There is currently a refinance program available for certain borrowers that make it less expensive and often easier to refinance their mortgage. The new “plan” makes that current program even more lenient since many borrowers don’t currently qualify. Simply put, it has not solved the problem. This is obvious by the continued decline in home prices and glut of excess housing inventory, but on the surface this new plan should help more struggling borrowers.
Under the new plan the requirements of refinance will be that the borrower have a job or some source of income and that the last 6 mortgage payments were made on time. We don’t yet know whether the borrower will have to document the income or if there will even be any qualifying requirments of the income. There are two big difference this time though we do know of.
First, there will be no limit how far underwater the mortgage can be–it could be a mortgage of $300,000 on a house valued at $100,000. Great, right? The current program limits the mortgage to no more than 125% of the home value. The problem is, and I have seen this firsthand, it doesn’t matter how low the rate is on these properties. Nobody wants even a 0% loan on a home that’s worth $50,000 less than the mortgage! Many homes are in a much worse position, too. While it’s estimated that there are 11 million mortgages underwater, and this plan could only help up to 1 million of them, the past has shown that these government programs are not actually implemented according to plan because lenders are reluctant to do the loans. Banks just do not offer the refinance program the way (as leniently) as the government intended. And afterall, it will take the lenders getting on board to actually make the loans available to make any program work. Why haven’t banks been lending?
That’s where the 2nd big difference comes in. Lenders will no longer be required to “buy back”, or basically be responsible at all, for loans that go bad after the government buys them. This has been the sticking point in the past and the main reason for lenders’ reluctance to help people out. Until now just the people with good credit, enough income to afford payments, and (for the most part) some equity in the property can refinance.

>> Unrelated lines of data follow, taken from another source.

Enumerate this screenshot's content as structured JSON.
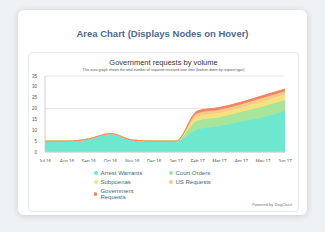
{
  "header": {
    "title": "Area Chart (Displays Nodes on Hover)"
  },
  "footer": "Powered by ZingChart",
  "chart_data": {
    "type": "area",
    "title": "Government requests by volume",
    "subtitle": "This area graph shows the total number of requests received over time (broken down by request type)",
    "categories": [
      "Jul 16",
      "Aug 16",
      "Sep 16",
      "Oct 16",
      "Nov 16",
      "Dec 16",
      "Jan 17",
      "Feb 17",
      "Mar 17",
      "Apr 17",
      "May 17",
      "Jun 17"
    ],
    "series": [
      {
        "name": "Arrest Warrants",
        "color": "#6ee7cf",
        "values": [
          5,
          5,
          6,
          8.5,
          5.5,
          5,
          5,
          10.5,
          12,
          14,
          16,
          19
        ]
      },
      {
        "name": "Court Orders",
        "color": "#a6e59a",
        "values": [
          0,
          0,
          0,
          0,
          0,
          0,
          0,
          4,
          4,
          4.5,
          5,
          5
        ]
      },
      {
        "name": "Subpoenas",
        "color": "#f3e27e",
        "values": [
          0,
          0,
          0,
          0,
          0,
          0,
          0,
          2,
          2,
          2,
          2.5,
          2.5
        ]
      },
      {
        "name": "US Requests",
        "color": "#f8c98a",
        "values": [
          0,
          0,
          0,
          0,
          0,
          0,
          0,
          1.5,
          1.5,
          1.5,
          1.5,
          1.5
        ]
      },
      {
        "name": "Government Requests",
        "color": "#f2845f",
        "values": [
          0,
          0,
          0,
          0,
          0,
          0,
          0,
          1,
          1,
          1,
          1,
          1
        ]
      }
    ],
    "ylim": [
      0,
      35
    ],
    "yticks": [
      0,
      5,
      10,
      15,
      20,
      25,
      30,
      35
    ],
    "stacked": true,
    "grid": true,
    "legend": "bottom"
  }
}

The result, then, is the government plan facilitating these loans is being paid for by taxpayers and redistributed to people who don’t truly need help.
This new plan provision will extend credit, from the federal government, to struggling borrowers who are underwater with no recourse on the lenders who make the new loans. This appears to be another bailout. Banks’ loans that are so far underwater and have little hope of being paid off are going to be paid off (refinanced) with new money from the federal govrenment while the lenders now have no vested interest in whether the new loans pay on time or not. Effectively, we’ve just bailed banks out of the underwater loans.
Oh yeah, and there’s profit on the new loans once closed, too!